Thursday, July 25, 2013


Crickets is the theme for the week. Jiminy! I browsed through my color inspiration saved links and found this 300-year-old court gown. This then reminded me of the faux embroidery I drew for the wizard's robe, so I decided to take a similar tack and make this design look a little like elaborate embroidery.

A guideline from the culinary world is to pair meat with side dishes made from the food that the animal would have eaten. So in the same vein I wanted to include other motifs based on the diet of crickets. I saw that among other things they eat fungus, so bingo - crickets and mushrooms.

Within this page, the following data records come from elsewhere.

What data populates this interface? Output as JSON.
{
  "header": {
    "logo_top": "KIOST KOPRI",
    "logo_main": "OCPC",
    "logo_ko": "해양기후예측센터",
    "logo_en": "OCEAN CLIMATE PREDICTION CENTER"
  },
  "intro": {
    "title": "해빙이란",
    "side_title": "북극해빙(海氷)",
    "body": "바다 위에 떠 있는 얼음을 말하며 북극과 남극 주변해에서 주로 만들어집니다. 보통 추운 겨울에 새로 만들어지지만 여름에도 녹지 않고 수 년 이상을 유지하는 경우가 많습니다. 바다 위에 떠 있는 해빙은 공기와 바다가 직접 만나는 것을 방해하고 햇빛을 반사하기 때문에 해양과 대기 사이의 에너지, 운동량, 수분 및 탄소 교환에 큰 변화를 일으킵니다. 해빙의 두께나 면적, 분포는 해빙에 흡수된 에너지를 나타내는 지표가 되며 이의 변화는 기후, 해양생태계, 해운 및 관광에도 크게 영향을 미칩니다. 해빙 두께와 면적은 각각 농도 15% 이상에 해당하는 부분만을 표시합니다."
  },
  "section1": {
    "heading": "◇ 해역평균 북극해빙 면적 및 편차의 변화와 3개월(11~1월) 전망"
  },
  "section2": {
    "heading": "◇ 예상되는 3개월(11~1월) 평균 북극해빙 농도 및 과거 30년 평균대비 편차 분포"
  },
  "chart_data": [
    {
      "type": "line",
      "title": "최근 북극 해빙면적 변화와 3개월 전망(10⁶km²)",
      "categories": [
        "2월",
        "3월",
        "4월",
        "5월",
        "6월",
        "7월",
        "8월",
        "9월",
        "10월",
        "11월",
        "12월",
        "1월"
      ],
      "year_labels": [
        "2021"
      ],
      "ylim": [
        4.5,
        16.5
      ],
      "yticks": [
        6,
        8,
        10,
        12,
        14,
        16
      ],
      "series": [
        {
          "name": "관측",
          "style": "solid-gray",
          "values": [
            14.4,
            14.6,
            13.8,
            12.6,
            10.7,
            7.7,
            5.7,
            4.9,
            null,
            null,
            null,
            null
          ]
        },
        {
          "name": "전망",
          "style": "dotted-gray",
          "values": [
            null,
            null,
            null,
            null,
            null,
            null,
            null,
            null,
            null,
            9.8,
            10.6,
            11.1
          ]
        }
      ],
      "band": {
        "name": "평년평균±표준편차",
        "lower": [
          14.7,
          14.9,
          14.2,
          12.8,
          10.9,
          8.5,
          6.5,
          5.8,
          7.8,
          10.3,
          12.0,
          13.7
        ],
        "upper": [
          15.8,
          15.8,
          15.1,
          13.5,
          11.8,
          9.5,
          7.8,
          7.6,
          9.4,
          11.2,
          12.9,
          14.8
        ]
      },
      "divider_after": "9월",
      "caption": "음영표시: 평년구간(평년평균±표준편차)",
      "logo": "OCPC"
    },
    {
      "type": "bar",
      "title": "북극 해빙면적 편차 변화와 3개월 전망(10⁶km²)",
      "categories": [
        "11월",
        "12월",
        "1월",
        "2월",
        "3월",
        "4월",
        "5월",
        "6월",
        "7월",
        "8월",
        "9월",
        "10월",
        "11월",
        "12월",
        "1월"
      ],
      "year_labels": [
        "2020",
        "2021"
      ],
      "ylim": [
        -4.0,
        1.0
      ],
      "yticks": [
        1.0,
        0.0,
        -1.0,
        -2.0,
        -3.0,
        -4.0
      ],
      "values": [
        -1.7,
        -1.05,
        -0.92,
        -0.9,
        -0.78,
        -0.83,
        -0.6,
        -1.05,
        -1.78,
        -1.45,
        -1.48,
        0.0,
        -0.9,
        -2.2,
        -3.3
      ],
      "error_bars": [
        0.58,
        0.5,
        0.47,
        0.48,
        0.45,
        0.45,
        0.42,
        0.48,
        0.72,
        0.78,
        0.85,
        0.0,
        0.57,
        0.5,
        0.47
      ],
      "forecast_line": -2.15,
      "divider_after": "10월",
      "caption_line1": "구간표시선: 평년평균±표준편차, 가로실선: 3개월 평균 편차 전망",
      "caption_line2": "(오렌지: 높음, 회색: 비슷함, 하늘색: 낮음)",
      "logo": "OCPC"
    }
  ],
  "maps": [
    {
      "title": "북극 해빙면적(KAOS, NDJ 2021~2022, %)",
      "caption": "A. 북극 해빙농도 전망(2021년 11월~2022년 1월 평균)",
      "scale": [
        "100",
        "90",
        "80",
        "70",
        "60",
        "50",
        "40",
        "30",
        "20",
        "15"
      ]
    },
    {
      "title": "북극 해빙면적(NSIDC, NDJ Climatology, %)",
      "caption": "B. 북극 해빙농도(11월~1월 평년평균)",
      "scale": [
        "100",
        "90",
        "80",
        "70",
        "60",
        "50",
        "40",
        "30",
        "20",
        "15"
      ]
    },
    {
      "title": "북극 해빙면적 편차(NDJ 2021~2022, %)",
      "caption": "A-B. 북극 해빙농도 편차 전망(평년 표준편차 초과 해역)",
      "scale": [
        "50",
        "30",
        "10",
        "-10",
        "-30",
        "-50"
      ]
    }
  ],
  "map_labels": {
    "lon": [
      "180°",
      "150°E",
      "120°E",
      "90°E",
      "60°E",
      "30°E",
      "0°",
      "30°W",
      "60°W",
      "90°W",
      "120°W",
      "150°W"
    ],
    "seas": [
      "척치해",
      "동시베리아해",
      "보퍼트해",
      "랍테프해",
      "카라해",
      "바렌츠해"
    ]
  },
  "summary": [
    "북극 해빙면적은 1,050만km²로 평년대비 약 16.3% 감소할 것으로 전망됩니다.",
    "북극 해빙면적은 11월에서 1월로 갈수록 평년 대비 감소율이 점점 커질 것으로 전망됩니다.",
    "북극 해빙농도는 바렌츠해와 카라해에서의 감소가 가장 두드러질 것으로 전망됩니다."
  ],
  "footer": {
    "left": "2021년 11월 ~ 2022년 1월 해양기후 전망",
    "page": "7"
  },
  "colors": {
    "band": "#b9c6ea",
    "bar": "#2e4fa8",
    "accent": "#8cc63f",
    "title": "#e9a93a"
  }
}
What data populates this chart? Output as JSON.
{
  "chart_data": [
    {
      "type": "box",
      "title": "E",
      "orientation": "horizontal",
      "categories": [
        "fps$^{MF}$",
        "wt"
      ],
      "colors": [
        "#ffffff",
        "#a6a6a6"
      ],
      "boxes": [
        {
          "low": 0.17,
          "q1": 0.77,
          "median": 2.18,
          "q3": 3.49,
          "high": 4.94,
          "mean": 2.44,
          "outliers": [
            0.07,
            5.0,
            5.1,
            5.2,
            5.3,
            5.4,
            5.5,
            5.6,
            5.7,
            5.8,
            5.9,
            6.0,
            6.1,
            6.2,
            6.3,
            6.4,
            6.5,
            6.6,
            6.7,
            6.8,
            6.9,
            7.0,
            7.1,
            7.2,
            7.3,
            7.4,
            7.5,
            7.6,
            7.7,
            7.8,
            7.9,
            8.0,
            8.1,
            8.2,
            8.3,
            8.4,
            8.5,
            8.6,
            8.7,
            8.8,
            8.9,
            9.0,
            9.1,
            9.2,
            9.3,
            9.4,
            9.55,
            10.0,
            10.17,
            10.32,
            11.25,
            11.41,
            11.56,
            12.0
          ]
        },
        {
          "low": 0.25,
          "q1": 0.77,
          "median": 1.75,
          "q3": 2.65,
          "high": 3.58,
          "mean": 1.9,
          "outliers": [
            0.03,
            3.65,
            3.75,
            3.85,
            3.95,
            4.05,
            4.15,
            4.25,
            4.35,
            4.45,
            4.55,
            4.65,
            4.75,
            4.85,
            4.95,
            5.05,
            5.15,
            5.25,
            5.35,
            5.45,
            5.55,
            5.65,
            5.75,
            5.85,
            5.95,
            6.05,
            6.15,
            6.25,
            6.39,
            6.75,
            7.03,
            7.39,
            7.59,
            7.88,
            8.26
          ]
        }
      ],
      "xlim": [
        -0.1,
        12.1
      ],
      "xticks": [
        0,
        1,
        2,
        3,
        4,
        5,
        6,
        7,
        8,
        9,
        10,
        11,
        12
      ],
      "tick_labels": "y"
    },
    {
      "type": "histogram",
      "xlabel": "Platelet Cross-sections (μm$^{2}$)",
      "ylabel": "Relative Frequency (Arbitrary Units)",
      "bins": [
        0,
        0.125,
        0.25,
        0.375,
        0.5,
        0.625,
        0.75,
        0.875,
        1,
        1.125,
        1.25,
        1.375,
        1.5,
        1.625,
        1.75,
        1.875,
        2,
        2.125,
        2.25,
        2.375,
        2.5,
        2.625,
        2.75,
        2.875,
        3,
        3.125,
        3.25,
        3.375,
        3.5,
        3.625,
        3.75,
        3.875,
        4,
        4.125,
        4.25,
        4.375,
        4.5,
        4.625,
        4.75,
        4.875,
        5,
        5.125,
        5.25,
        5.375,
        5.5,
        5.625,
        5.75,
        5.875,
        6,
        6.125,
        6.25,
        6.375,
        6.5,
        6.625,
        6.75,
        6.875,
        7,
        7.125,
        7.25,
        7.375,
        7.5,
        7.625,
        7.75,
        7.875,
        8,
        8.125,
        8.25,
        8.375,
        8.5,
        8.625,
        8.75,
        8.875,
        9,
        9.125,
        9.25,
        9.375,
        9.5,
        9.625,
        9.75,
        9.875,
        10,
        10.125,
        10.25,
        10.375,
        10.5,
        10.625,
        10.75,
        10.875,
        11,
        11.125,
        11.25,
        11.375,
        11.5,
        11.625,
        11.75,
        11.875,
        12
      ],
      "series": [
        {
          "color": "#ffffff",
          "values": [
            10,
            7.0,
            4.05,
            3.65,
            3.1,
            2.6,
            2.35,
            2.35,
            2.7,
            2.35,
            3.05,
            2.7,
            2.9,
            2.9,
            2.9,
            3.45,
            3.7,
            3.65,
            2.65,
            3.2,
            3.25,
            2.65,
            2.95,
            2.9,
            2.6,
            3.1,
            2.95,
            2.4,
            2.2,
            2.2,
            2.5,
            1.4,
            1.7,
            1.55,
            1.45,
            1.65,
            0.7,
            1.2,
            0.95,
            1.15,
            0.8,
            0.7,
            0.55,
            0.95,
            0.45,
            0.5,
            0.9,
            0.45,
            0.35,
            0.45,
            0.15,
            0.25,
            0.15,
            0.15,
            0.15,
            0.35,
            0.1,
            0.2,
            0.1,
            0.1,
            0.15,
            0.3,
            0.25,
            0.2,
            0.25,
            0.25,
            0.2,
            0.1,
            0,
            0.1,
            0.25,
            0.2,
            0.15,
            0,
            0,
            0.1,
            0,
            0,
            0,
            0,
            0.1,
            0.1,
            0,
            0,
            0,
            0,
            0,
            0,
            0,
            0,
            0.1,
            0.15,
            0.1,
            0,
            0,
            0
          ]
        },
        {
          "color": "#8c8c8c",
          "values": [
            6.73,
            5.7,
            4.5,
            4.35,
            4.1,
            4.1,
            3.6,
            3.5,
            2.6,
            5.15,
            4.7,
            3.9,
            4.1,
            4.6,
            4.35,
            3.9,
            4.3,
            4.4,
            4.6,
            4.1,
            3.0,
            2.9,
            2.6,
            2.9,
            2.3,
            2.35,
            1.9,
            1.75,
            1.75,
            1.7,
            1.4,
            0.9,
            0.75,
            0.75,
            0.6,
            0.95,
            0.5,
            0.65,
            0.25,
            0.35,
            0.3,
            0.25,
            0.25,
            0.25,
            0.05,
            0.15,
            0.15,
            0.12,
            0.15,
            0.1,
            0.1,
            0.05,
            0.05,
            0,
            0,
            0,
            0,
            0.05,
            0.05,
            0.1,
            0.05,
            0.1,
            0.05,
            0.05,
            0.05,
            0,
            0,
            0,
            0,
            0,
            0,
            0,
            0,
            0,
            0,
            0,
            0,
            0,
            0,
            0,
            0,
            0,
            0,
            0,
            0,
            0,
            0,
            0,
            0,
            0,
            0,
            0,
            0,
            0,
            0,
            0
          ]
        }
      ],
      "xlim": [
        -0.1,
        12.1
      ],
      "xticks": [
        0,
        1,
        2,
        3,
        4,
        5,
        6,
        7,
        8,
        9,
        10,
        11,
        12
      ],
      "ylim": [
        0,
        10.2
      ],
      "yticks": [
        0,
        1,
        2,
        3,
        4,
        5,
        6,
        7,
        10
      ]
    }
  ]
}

And finally, I pondered, what exactly is the difference between crickets and grasshoppers, in physical appearance? To me, the most noticeable was that crickets have much longer antennae. So I made sure to keep them nice and long in my drawings.

It was fun to do a much more free style of doodling for the fill patterns. I haven't done that for a long time. When I was done with the drawing, I remembered that the contest guidelines also stated that this was for a ditsy - so it needed to look good at a smaller scale. Once I shrunk it down, I decided adding in the highlights and lowlights on the "embroidery" as I did for the wizard's zodiac signs would be too busy, so I kept it to a very simple two colors.

Crickets and Mushrooms

This came in 37 out of 172 with 138 votes. My very favorite entry were these extremely cute cartoony crickets (which came in sixth). This was a close second in the cute category - not quite as cute, but more closely following the spirit of a true ditsy, rather than just being a general small-scale print. (Not that mine is really a ditsy either - everything is oriented vertically and all the mushrooms are the same way up.) Another favorite of mine was this soothing grouping with jasmine and ginkgo. On the more graphic side, a floral that activated my sticker-brain, and this scientific and slightly creepy scatter of parts.

Post script: I did some searching online to remind myself of traditional embroidery fill patterns. While doing so, I found this post showing examples of built-in stitches from a machine. It does little trees! And little turtles!! It's a good thing I don't own it or I'd probably have some crazy stitched border around the hem of every shirt I own.